C'est une des grandes avancées pour estomper les inégalités criantes entre terres kanakes et régions – au sud et en ville notamment – plus favorisées : un fonds de garanti, prévu depuis l'accord de Nouméa il y a treize ans, a enfin vu le jour. Son but, explique le ministre de l'économie : permettre aux Kanaks vivant sur les terres coutumières d'avoir accès à un emprunt bancaire et d'investir. Car ces terres, "inaliénables, incessibles, incommutables et insaisissables", ne peuvent être hypothéquées, rendant les banques réticentes à prêter. Anthony Lecren espère ainsi rééquilibrer "un développement économique du pays qui s'est fait au détriment de la population kanake".

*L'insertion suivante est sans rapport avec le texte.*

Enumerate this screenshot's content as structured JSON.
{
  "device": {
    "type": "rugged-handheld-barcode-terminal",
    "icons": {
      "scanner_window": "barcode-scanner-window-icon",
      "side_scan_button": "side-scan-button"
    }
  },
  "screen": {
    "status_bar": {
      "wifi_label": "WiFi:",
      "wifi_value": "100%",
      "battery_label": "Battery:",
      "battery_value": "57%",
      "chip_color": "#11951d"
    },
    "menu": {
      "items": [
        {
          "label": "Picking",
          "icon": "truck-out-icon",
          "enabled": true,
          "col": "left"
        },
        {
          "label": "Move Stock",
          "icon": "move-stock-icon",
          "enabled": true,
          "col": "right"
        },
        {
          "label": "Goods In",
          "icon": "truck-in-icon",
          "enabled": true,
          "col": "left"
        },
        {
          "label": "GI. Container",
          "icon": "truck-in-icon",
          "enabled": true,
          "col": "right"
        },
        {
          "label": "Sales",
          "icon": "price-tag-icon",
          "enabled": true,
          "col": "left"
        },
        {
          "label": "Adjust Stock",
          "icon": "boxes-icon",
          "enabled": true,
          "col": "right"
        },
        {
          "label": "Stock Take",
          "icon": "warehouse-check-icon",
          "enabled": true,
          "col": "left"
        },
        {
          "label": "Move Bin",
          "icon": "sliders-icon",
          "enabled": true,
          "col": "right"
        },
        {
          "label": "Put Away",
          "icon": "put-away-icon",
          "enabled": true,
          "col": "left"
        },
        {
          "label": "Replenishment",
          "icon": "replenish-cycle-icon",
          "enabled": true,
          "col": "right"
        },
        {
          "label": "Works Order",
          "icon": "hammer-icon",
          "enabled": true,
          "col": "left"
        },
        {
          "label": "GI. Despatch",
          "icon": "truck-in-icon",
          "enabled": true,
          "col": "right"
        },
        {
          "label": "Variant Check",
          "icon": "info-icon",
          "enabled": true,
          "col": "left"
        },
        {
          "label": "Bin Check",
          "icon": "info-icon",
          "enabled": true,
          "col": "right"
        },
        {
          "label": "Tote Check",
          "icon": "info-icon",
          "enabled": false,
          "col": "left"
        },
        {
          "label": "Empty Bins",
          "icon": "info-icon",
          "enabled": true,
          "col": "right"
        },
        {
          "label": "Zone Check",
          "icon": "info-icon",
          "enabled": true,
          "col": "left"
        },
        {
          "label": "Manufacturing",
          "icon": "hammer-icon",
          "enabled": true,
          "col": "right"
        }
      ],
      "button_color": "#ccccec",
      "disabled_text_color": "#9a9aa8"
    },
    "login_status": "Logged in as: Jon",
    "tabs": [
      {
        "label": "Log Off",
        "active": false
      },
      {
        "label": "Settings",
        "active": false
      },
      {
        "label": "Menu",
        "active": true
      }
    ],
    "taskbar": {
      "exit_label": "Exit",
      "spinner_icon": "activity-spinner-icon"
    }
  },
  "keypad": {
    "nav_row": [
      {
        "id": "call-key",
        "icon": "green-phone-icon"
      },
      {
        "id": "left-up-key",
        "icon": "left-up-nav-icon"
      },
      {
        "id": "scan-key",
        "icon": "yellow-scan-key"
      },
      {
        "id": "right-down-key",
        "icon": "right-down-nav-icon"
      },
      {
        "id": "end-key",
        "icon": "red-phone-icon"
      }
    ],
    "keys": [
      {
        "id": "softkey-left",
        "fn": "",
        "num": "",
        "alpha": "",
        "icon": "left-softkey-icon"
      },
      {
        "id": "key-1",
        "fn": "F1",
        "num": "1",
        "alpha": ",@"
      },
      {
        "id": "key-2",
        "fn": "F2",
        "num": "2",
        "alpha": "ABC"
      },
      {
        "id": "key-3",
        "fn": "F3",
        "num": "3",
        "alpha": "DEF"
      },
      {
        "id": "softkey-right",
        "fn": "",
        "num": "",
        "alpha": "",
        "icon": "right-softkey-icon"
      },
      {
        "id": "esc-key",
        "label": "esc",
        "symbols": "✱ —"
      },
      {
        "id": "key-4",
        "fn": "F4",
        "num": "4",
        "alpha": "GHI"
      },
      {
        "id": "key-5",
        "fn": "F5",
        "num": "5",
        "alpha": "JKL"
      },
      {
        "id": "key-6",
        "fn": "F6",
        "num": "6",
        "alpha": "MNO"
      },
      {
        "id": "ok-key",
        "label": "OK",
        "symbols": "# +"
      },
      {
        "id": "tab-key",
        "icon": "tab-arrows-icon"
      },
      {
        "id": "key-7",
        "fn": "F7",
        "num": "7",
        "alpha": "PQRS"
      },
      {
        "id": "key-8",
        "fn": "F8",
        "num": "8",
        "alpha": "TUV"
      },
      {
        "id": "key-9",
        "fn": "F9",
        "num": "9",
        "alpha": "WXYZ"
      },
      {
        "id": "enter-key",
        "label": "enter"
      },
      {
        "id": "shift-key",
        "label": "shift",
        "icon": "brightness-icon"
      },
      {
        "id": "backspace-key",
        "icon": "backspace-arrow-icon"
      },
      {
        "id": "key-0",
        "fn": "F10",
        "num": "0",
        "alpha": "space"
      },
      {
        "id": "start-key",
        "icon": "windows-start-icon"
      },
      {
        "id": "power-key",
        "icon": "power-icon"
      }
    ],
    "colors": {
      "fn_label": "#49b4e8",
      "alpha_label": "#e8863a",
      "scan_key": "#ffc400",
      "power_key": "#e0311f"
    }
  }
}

Pour information, ces terres coutumières sont l'un des trois statuts fonciers néo-calédoniens, avec le privé et le public. Elles totalisent près de 500 000 hectares, soit plus d'un quart du territoire, dans des réserves et groupements relevant du droit particulier local de la grande terre (île principale), et sur la totalité des îles Loyautés et de l'île des Pins. Seuls des Kanaks y vivent, sous l'autorité de chefferies qui attribuent les territoires aux différents clans.

  • Réduire le commerce avec l'Europe pour réduire le coût de la vie

En Nouvelle-Calédonie, la vie est chère, "deux fois plus qu'en France", et ce pour tout produit de consommation de base, selon Anthony Lecren. La faute en grande partie aux frais de transport pour approvisionner l'île. Un coût d'autant plus important que 80 % des produits importés proviennent d'Europe, selon le ministre de l'économie. Cette situation, frôlant l'absurde, pourrait être améliorée en préférant à ces échanges lointains une meilleure intégration dans la région pacifique.

En attendant, cette cherté est source de conflit : elle est notamment en cause dans les événements récemment survenus sur l'île de Maré, petite et enclavée. Sur fond de divergences entre communautés catholiques et protestantes – "héritages des colonisations anglaises et françaises" souligne M. Lecren –, les heurts ont éclaté à cause de la hausse des prix des billets d'avion d'AirCal, qui permet de faire la navette avec la grande terre.

  • Fonder de nouvelles relations avec la France

Plutôt que l'importation de biens de consommation sur près de 20 000 kilomètres de distance, pourquoi ne pas concevoir d'autres types d'échanges avec la France, s'interroge Anthony Lecren : dans la recherche ou les technologies de transformation du nickel par exemple. En tout cas, le vent de changement qui souffle sur le Caillou invite à repenser la relation entre la France et son ancienne colonie.

Autre attente : que la métropole "nous aide à faire entendre notre voix, sur des sujets qui nous tiennent à cœur comme le réchauffement climatique. On est les premiers exposés, on voudrait en parler aux pays industrialisés. A Tuvalu, non loin de chez nous, il y a 15 000 réfugiés climatiques chassés par la montée du niveau de la mer. Qui s'en soucie ?" interroge M. Lecren. Mobilisé dans un vaste projet de plantation d'un arbre par habitant – près de 250 000 en Nouvelle-Calédonie – il voit son île en pionnière de la préservation environnementale, dans une aire où la Nouvelle-Calédonie devrait jouer un rôle grandissant : le Pacifique.